From 2009 to 2017 the unemployed persons to jobs ratio fell from 7:1 to 1:1. The national average for open jobs has seen an inconceivable 141 percent increase since 2009. Work Institute expects the number of employees leaving their jobs to increase as involuntary turnover will continue to decline (by 25 percent over the next two years).

Why Do Employees Leave?

A lack of career development was the most common reason employees left their jobs in 2017 (for the eighth consecutive year). More than 30 percent left their jobs because of the type of work, either because they wanted to change industries and do something different or because they found a better opportunity. Over 20 percent left their jobs because there wasn’t a chance to acquire new skills, or because promotion and advancement didn’t seem possible. Almost 20 percent left their jobs to go back to school and advance their careers, or because it was too overwhelming to balance work and school.

More than 10 percent of employees quit because of a poor work-life balance regarding their company’s schedule, commute, flexibility or travel. In their explanations for their responses employees said their employer lacked flexibility for new parents or those dealing with a family emergency, had them travel too frequently, wouldn’t allow them to switch shifts, or they found a job with an easier commute.

Manager behavior was another main driver for turnover, primarily, for 35 percent of employees a managers unprofessionalism was enough to drive them away. For almost 20 percent it was a lack of support or poor employee treatment. Management behavior that employees took issue with included: supervisors using inappropriate language, yelling at them in public, failing to stand up for their team with upper management, communicating poorly, uppermanagement staff that was either hostile or overly friendly with one another, favoritism and inconsistency in management practices.

Workers also left for their jobs in favor of their own well-being, citing personal issues, life challenges or medical issues. Or because of compensation and benefits, for example, one worker said they left because they had been with the company for 8 years without a single raise.

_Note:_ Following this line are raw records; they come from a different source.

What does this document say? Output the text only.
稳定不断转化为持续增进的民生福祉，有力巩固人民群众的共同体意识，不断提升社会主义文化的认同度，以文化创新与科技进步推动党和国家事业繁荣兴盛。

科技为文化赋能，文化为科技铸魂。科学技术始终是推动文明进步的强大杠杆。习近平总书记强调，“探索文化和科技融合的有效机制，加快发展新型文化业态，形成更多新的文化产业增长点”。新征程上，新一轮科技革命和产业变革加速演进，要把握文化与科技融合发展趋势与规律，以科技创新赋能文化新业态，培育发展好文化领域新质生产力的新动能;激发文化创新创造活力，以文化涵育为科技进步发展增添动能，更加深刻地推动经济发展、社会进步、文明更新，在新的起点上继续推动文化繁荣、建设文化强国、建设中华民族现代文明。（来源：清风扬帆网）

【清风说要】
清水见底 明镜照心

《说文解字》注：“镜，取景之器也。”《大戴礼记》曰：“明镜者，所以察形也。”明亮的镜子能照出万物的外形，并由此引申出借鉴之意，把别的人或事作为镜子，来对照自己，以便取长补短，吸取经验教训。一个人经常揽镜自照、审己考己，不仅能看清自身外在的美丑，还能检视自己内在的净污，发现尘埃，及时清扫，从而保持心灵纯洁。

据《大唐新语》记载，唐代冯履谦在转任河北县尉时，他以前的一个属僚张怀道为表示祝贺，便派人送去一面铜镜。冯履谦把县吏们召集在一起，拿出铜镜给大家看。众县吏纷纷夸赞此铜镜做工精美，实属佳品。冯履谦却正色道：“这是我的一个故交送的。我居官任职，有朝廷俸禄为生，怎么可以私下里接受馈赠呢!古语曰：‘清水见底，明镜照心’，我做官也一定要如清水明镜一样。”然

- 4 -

Other workers left because of unfavorable job characteristics, like being overloaded or underscheduled. And finally, six percent of employees left because of the work environment, most commonly because of problematic co-workers or an unfavorable culture.

What Can Employers Do to Retain Employees?

Employers can use the information from Work Institute’s report to target areas of their organizations that could be contributing to the main drivers of turnover, but they’ll have to evaluate which categories are most applicable to their business. Work Institute notes that each organization has its own unique drivers for turnover, for example, one company loses employees mostly due to relocation and retirement while another company loses them because of job characteristics or compensation and benefits.

New employees accounted for 40 percent of turnover in 2017, almost a 20 percent hike from 2016, giving an area for most businesses to target for improvement. An effective onboarding process has to be a priority for companies looking to reduce turnover. Schedule, compensation and type of work were the top three reasons employees left in the first year. Setting up realistic expectations in the interview and the onboarding process can help improve new hire retention.